La investigación europea se inició tras dos años de incremento en el flujo de coches eléctricos producidos en China que entraban en el mercado comunitario. Según los últimos datos de la Asociación Europea de Fabricantes de Automóviles (ACEA), la cifra en 2023 ha llegado a las 438.034 unidades, con un valor de 9.700 millones de euros. Ello ha supuesto el 21,7% del mercado en Europa, cuando en 2020 eran el 2,9%. El 7,6% de esas unidades, además, las fabricaron marcas oriundas del gigante asiático. Esa cuota es proclive a ir aumentando en este ejercicio y los venideros, según estimó el lobby medioambiental europeo Transport & Environment en marzo de este año. Más si cabe con las estrategias que estos fabricantes están llevando a cabo para impulsar la salida de sus productos, que incluyen el encargo de buques para transportarlos en un contexto de escasez para el transporte de automóviles a larga distancia. Y, en el caso de las ventas europeas, el sector automotor de China también ha estado dando muestras de una iniciativa para avanzarse a los aranceles y generar parte de su producción en el Viejo Continente. Ejemplo de ello sería el aterrizaje de Chery y los vehículos eléctricos de Omoda en la Zona Franca de Barcelona.

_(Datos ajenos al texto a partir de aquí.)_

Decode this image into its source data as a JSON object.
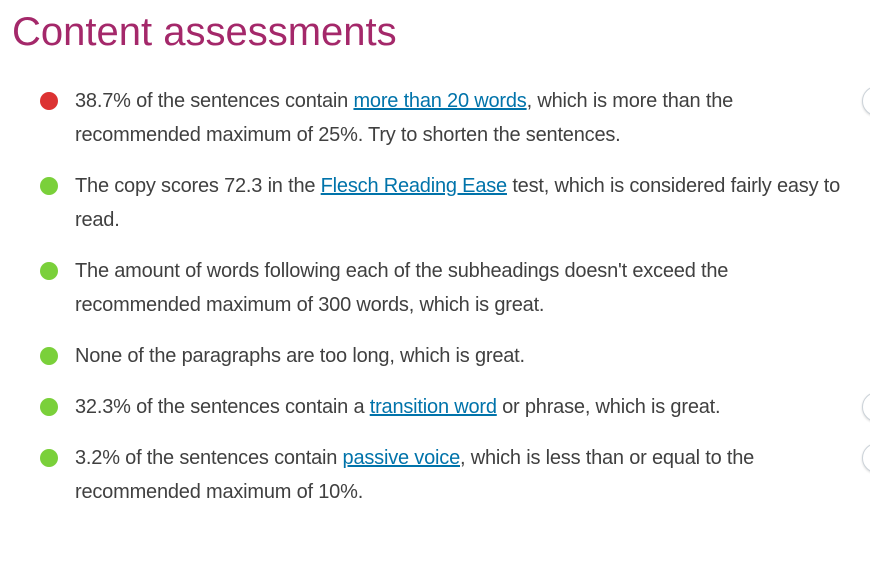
{
  "page": {
    "title": "Content assessments",
    "colors": {
      "title": "#a4286a",
      "body_text": "#404040",
      "link": "#0073aa",
      "bullet_red": "#dc3232",
      "bullet_green": "#7ad03a"
    }
  },
  "assessments": [
    {
      "name": "sentence-length",
      "status": "red",
      "status_icon": "red-dot-icon",
      "eye_button_visible": true,
      "segments": [
        {
          "text": "38.7% of the sentences contain "
        },
        {
          "text": "more than 20 words",
          "link": true
        },
        {
          "text": ", which is more than the recommended maximum of 25%. Try to shorten the sentences."
        }
      ]
    },
    {
      "name": "flesch-reading-ease",
      "status": "green",
      "status_icon": "green-dot-icon",
      "eye_button_visible": false,
      "segments": [
        {
          "text": "The copy scores 72.3 in the "
        },
        {
          "text": "Flesch Reading Ease",
          "link": true
        },
        {
          "text": " test, which is considered fairly easy to read."
        }
      ]
    },
    {
      "name": "subheading-distribution",
      "status": "green",
      "status_icon": "green-dot-icon",
      "eye_button_visible": false,
      "segments": [
        {
          "text": "The amount of words following each of the subheadings doesn't exceed the recommended maximum of 300 words, which is great."
        }
      ]
    },
    {
      "name": "paragraph-length",
      "status": "green",
      "status_icon": "green-dot-icon",
      "eye_button_visible": false,
      "segments": [
        {
          "text": "None of the paragraphs are too long, which is great."
        }
      ]
    },
    {
      "name": "transition-words",
      "status": "green",
      "status_icon": "green-dot-icon",
      "eye_button_visible": true,
      "segments": [
        {
          "text": "32.3% of the sentences contain a "
        },
        {
          "text": "transition word",
          "link": true
        },
        {
          "text": " or phrase, which is great."
        }
      ]
    },
    {
      "name": "passive-voice",
      "status": "green",
      "status_icon": "green-dot-icon",
      "eye_button_visible": true,
      "segments": [
        {
          "text": "3.2% of the sentences contain "
        },
        {
          "text": "passive voice",
          "link": true
        },
        {
          "text": ", which is less than or equal to the recommended maximum of 10%."
        }
      ]
    }
  ]
}
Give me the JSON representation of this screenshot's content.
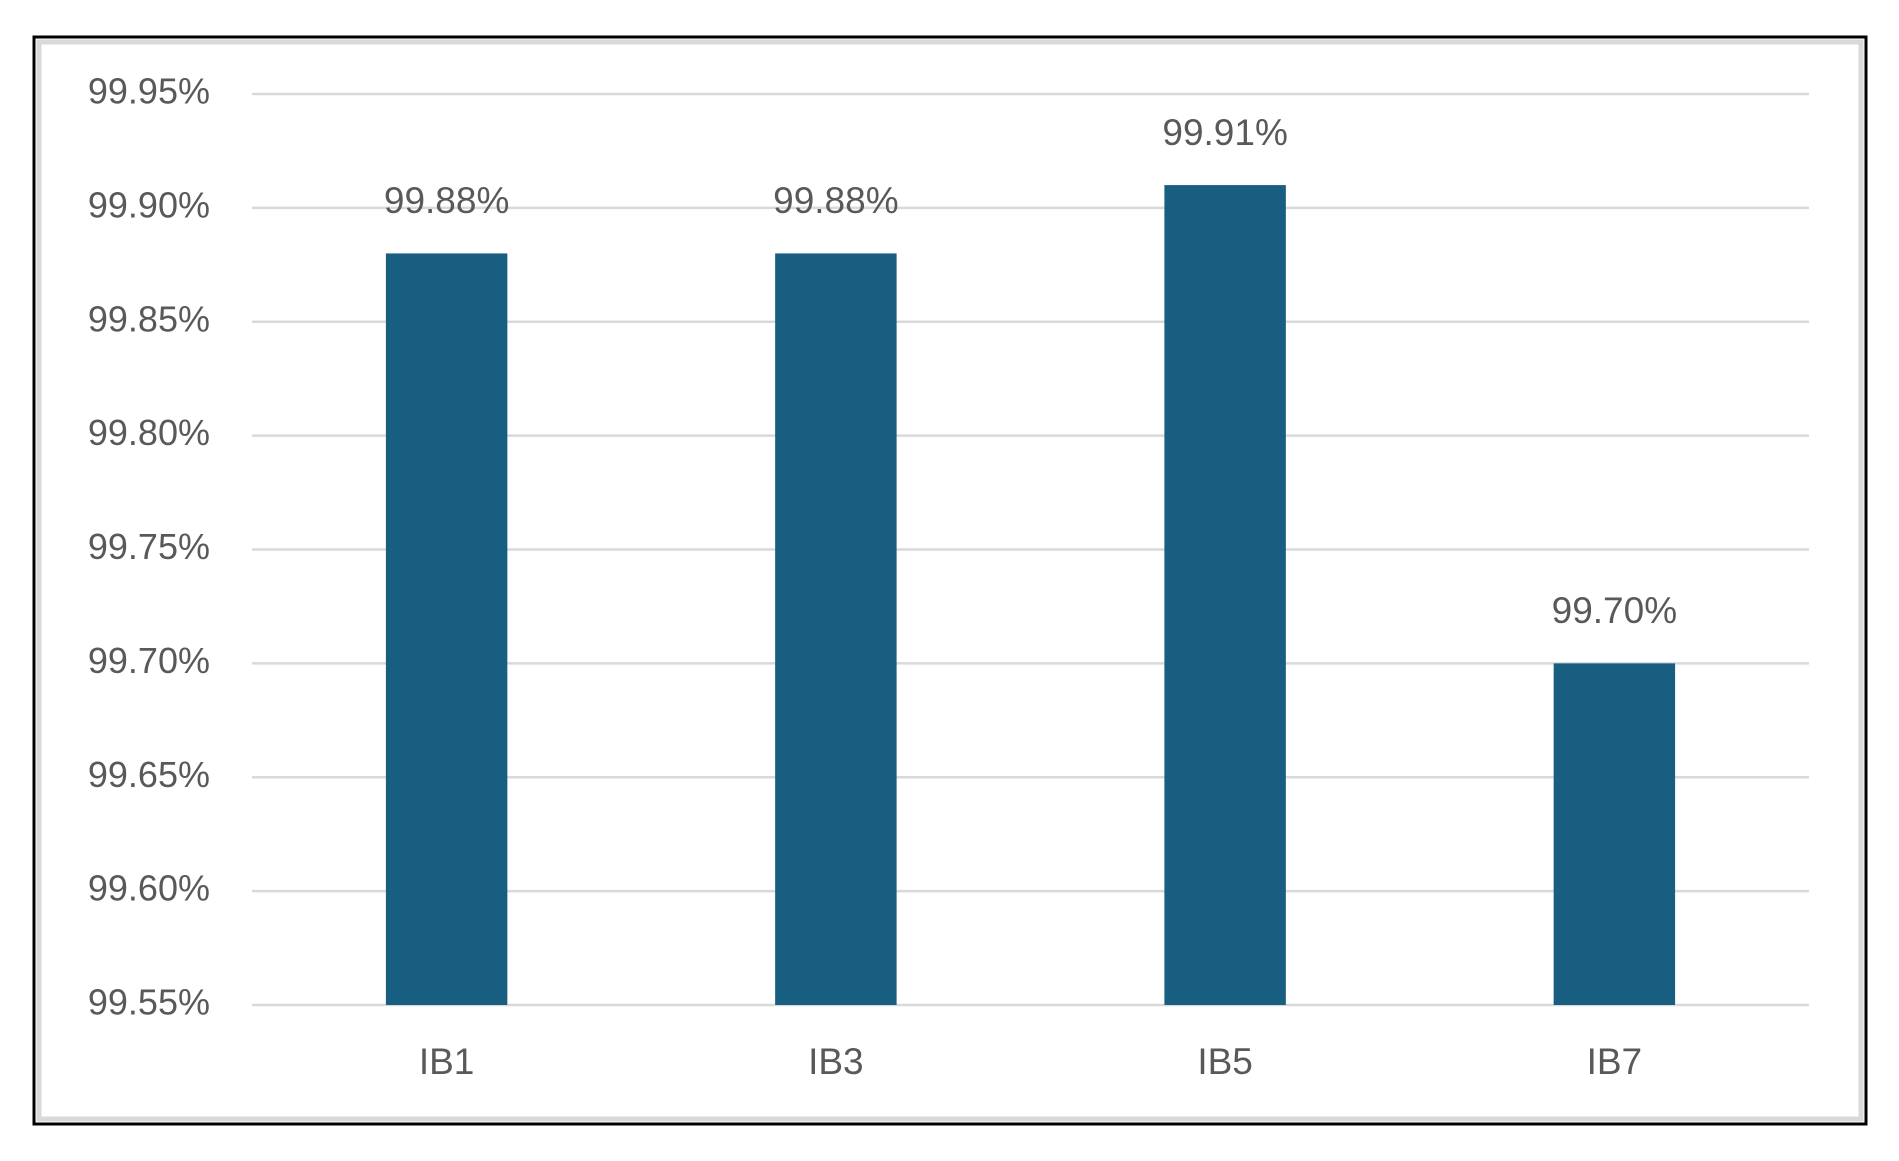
{
  "chart_data": {
    "type": "bar",
    "categories": [
      "IB1",
      "IB3",
      "IB5",
      "IB7"
    ],
    "values": [
      99.88,
      99.88,
      99.91,
      99.7
    ],
    "value_labels": [
      "99.88%",
      "99.88%",
      "99.91%",
      "99.70%"
    ],
    "color": "#175e80",
    "ylim": [
      99.55,
      99.95
    ],
    "yticks": [
      {
        "value": 99.55,
        "label": "99.55%"
      },
      {
        "value": 99.6,
        "label": "99.60%"
      },
      {
        "value": 99.65,
        "label": "99.65%"
      },
      {
        "value": 99.7,
        "label": "99.70%"
      },
      {
        "value": 99.75,
        "label": "99.75%"
      },
      {
        "value": 99.8,
        "label": "99.80%"
      },
      {
        "value": 99.85,
        "label": "99.85%"
      },
      {
        "value": 99.9,
        "label": "99.90%"
      },
      {
        "value": 99.95,
        "label": "99.95%"
      }
    ],
    "grid": true
  }
}
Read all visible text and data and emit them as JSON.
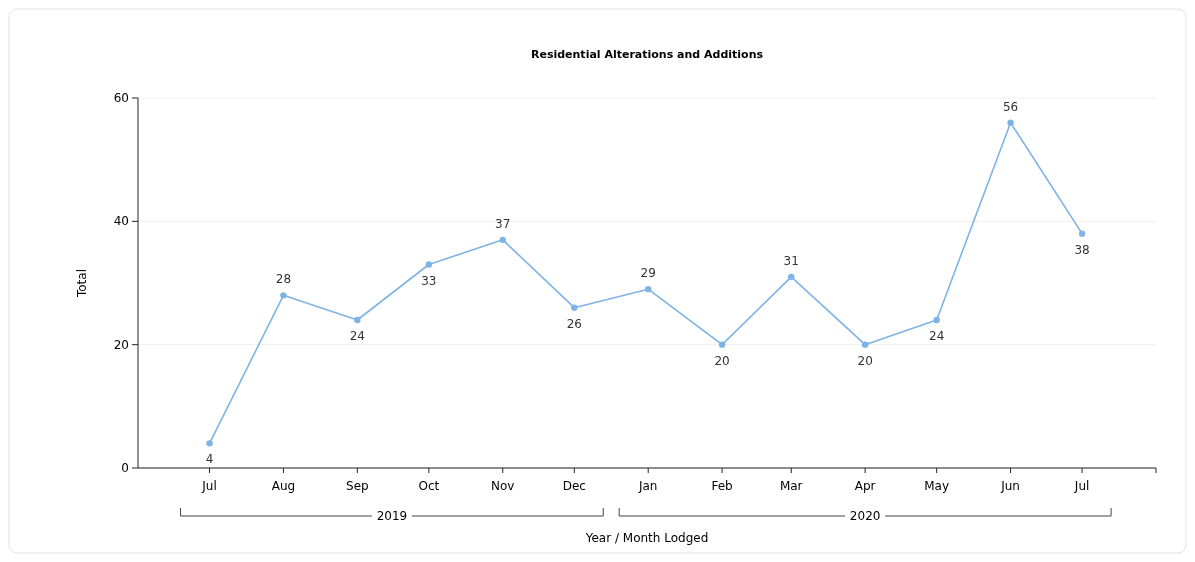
{
  "chart_data": {
    "type": "line",
    "title": "Residential Alterations and Additions",
    "xlabel": "Year / Month Lodged",
    "ylabel": "Total",
    "x": [
      "2019-07",
      "2019-08",
      "2019-09",
      "2019-10",
      "2019-11",
      "2019-12",
      "2020-01",
      "2020-02",
      "2020-03",
      "2020-04",
      "2020-05",
      "2020-06",
      "2020-07"
    ],
    "xlim": [
      "2019-06",
      "2020-08"
    ],
    "xticks": [
      {
        "value": "2019-07",
        "label": "Jul"
      },
      {
        "value": "2019-08",
        "label": "Aug"
      },
      {
        "value": "2019-09",
        "label": "Sep"
      },
      {
        "value": "2019-10",
        "label": "Oct"
      },
      {
        "value": "2019-11",
        "label": "Nov"
      },
      {
        "value": "2019-12",
        "label": "Dec"
      },
      {
        "value": "2020-01",
        "label": "Jan"
      },
      {
        "value": "2020-02",
        "label": "Feb"
      },
      {
        "value": "2020-03",
        "label": "Mar"
      },
      {
        "value": "2020-04",
        "label": "Apr"
      },
      {
        "value": "2020-05",
        "label": "May"
      },
      {
        "value": "2020-06",
        "label": "Jun"
      },
      {
        "value": "2020-07",
        "label": "Jul"
      }
    ],
    "values": [
      4,
      28,
      24,
      33,
      37,
      26,
      29,
      20,
      31,
      20,
      24,
      56,
      38
    ],
    "color": "#7eb3e6",
    "marker": "circle",
    "data_labels": true,
    "grid": "y",
    "ylim": [
      0,
      60
    ],
    "yticks": [
      0,
      20,
      40,
      60
    ],
    "annotations": [
      "2019",
      "2020"
    ]
  }
}
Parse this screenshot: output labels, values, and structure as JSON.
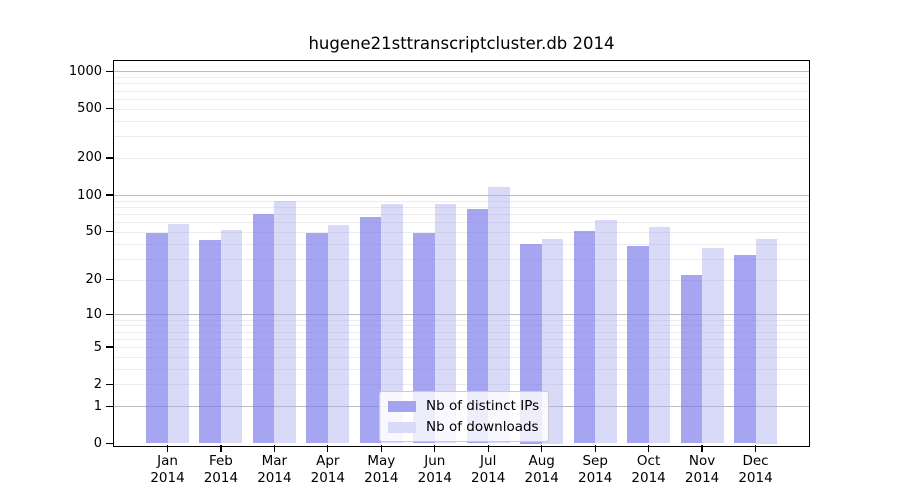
{
  "chart_data": {
    "type": "bar",
    "title": "hugene21sttranscriptcluster.db 2014",
    "categories": [
      "Jan",
      "Feb",
      "Mar",
      "Apr",
      "May",
      "Jun",
      "Jul",
      "Aug",
      "Sep",
      "Oct",
      "Nov",
      "Dec"
    ],
    "category_year": "2014",
    "series": [
      {
        "name": "Nb of distinct IPs",
        "color": "#a3a3f0",
        "fill": "rgba(122,122,235,0.68)",
        "values": [
          49,
          43,
          70,
          49,
          66,
          49,
          77,
          40,
          51,
          38,
          22,
          32
        ]
      },
      {
        "name": "Nb of downloads",
        "color": "#d9d9f8",
        "fill": "rgba(170,170,240,0.45)",
        "values": [
          58,
          52,
          89,
          57,
          84,
          84,
          117,
          44,
          62,
          55,
          37,
          44
        ]
      }
    ],
    "xlabel": "",
    "ylabel": "",
    "yscale": "log10(1+y)",
    "ylim": [
      0,
      1250
    ],
    "y_ticks": [
      0,
      1,
      2,
      5,
      10,
      20,
      50,
      100,
      200,
      500,
      1000
    ],
    "grid": {
      "major_values": [
        1,
        10,
        100,
        1000
      ],
      "minor_values": [
        2,
        3,
        4,
        5,
        6,
        7,
        8,
        9,
        20,
        30,
        40,
        50,
        60,
        70,
        80,
        90,
        200,
        300,
        400,
        500,
        600,
        700,
        800,
        900
      ],
      "major_color": "#bcbcbc",
      "minor_color": "#ececec"
    },
    "legend": {
      "position": "lower center",
      "entries": [
        "Nb of distinct IPs",
        "Nb of downloads"
      ]
    },
    "colors": {
      "axis": "#000000",
      "background": "#ffffff",
      "text": "#000000"
    }
  }
}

España es uno de los países con más penetración de los eléctricos fabricados en China, y el puerto de Barcelona su puerta de entrada principal. En los últimos tres años, se han cerrado acuerdos de importación de marcas como Tesla o la propia SAIC y podría ser un actor afectado por cualquier cambio en los flujos que se derive de esta ofensiva europea. Con todo, y tras alcanzar picos de llegada de vehículos en general en 2023, la instalación ya ha visto como sus tráficos iban a la baja en lo que va de 2024: en abril de ese año llevaba descargadas 87.000 unidades, y este ejercicio 52.917.